- New study turns to the Gordon supercomputer to manage big data challenge of the microbiome
- Machine learning algorithm trains supercomputer to differentiate between healthy and unhealthy bacterial proteins
- Study paves the way for promising non-invasive therapies
Imagine trying to specify all the animals and plants in a complex ecology like a rain forest or coral reef. Now, imagine trying to do this in the gut microbiome, where each creature is microscopic and identified only by its DNA sequence.
Determining the health of that ecology is a classic big data problem, where the big data is provided by a powerful combination of genetic sequencing techniques and supercomputing software tools.
The challenge then becomes how to mine this data to obtain new insights into the causes of diseases, as well as develop novel therapies to treat them.
A new proof-of-concept study by a research team from University of California San Diego (UCSD), California Institute for Telecommunications and Information Technology’s (Calit2) Qualcomm Institute, and the J. Craig Venter Institute (JCVI) suggests there is great promise for new non-invasive diagnostic tools.
Go with your gut
As recent advances in scientific understanding of Parkinson’s disease and cancer immunotherapy have shown, our gut microbiomes – the trillions of bacteria, viruses, and other microbes that live within our large intestine – are emerging as one of the richest untapped sources of insight into human health.
The problem is these microbes live in a very dense ecology of up to 1 billion microbes per gram.
Research began with a genetic sequencing technique known as ‘metagenomics,’ which considers the DNA of the hundreds of species of microbes that live in the gut.

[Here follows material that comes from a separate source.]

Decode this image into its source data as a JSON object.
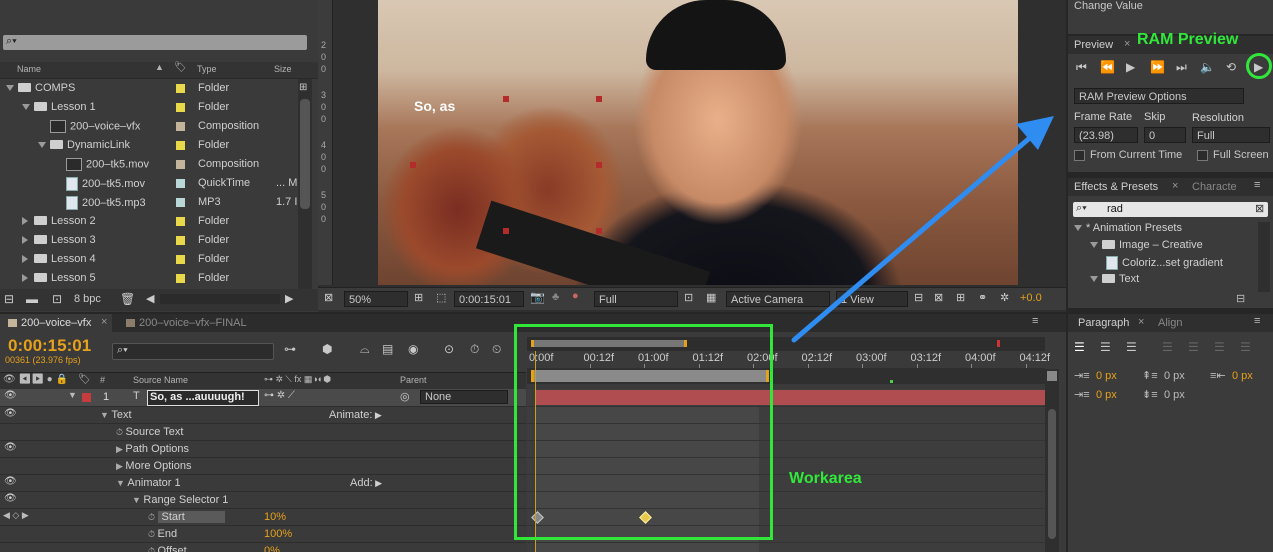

Scientists applied the technique to 30 healthy people (using sequencing data from the National Institutes of Health’s Human Microbiome Program), together with 30 samples from people suffering from Inflammatory Bowel Disease (IBD), including those with ulcerative colitis and with illeal or colonic Crohn’s disease.
Since each bacterium contains thousands of genes and each gene can express a protein, this technique made it possible to translate the reconstructed DNA of the microbial community into hundreds of thousands of proteins, which were then grouped into about 10,000 protein families.
In total, the team sequenced around 600 billion DNA bases and then fed them into a supercomputer to reconstruct the relative abundance of these microbial species.
The team conducted their analysis on the Gordon supercomputer at the San Diego Supercomputer Center (SDSC) using 180,000 core-hours. (This is equivalent to running a desktop computer 24 hours a day for 20 years).
Metagenomics and machine learning
To discover the patterns hidden in this huge pile of numbers, researchers used machine learning algorithms to classify major changes in protein families found in the gut bacteria.
The team first identified the 100 most statistically significant protein families that differentiate health and disease states. They then used these families as a training set to build a machine learning classifier that could categorize the remaining 9,900 protein families in diseased versus healthy states. Researchers looked for a signature in which protein families were elevated or suppressed in disease vs. healthy states.
Machine learning is akin to training a computer to recognize the different flavors of fruit juices – something a human toddler could do intuitively, albeit from a limited perspective.
“From your past experiences drinking juice, you know the difference between orange, apple, and cranberry juice,” notes Bryn C. Taylor, co-author of the study. “Your future decision about what juice you are drinking will be based on your past preferences. But it’s really hard to figure out what apple juice tastes like without experiencing it first.”
Likewise, the team had to train the computer to recognize what apple juice tastes like – or in this case, what a healthy microbiome looks like by clustering data according to bacteria.
“You can try to categorize healthy and sick people by looking at their intestinal bacterial composition,” explains Taylor, “but the differences are not always clear. Instead, when we categorize by the bacterial protein family levels, we see a distinct difference between healthy and sick people. This is because proteins are the workhorses of biology, and by analyzing the proteins produced by these bacteria, we can get an idea of what the bacteria are doing in your gut."
The machine learning approach is effective precisely because it’s statistically based, says lead author Mehrdad Yazdani, a machine learning and data scientist at the Qualcomm Institute. “The rules are not set in stone. What you need is past data and past experiences from patients, and then based on statistics or distribution you make your decisions. You let the data speak for itself,” he adds.
In the future, the researchers hope to expand their analysis, using SDSC’s Comet supercomputer, from 10,000 protein families to one million individual genes, each of which codes for a protein which can be expressed in the gut microbiome.
“We want a fast turn-around,” says Yazdani. “That’s really important, especially for clinical data.”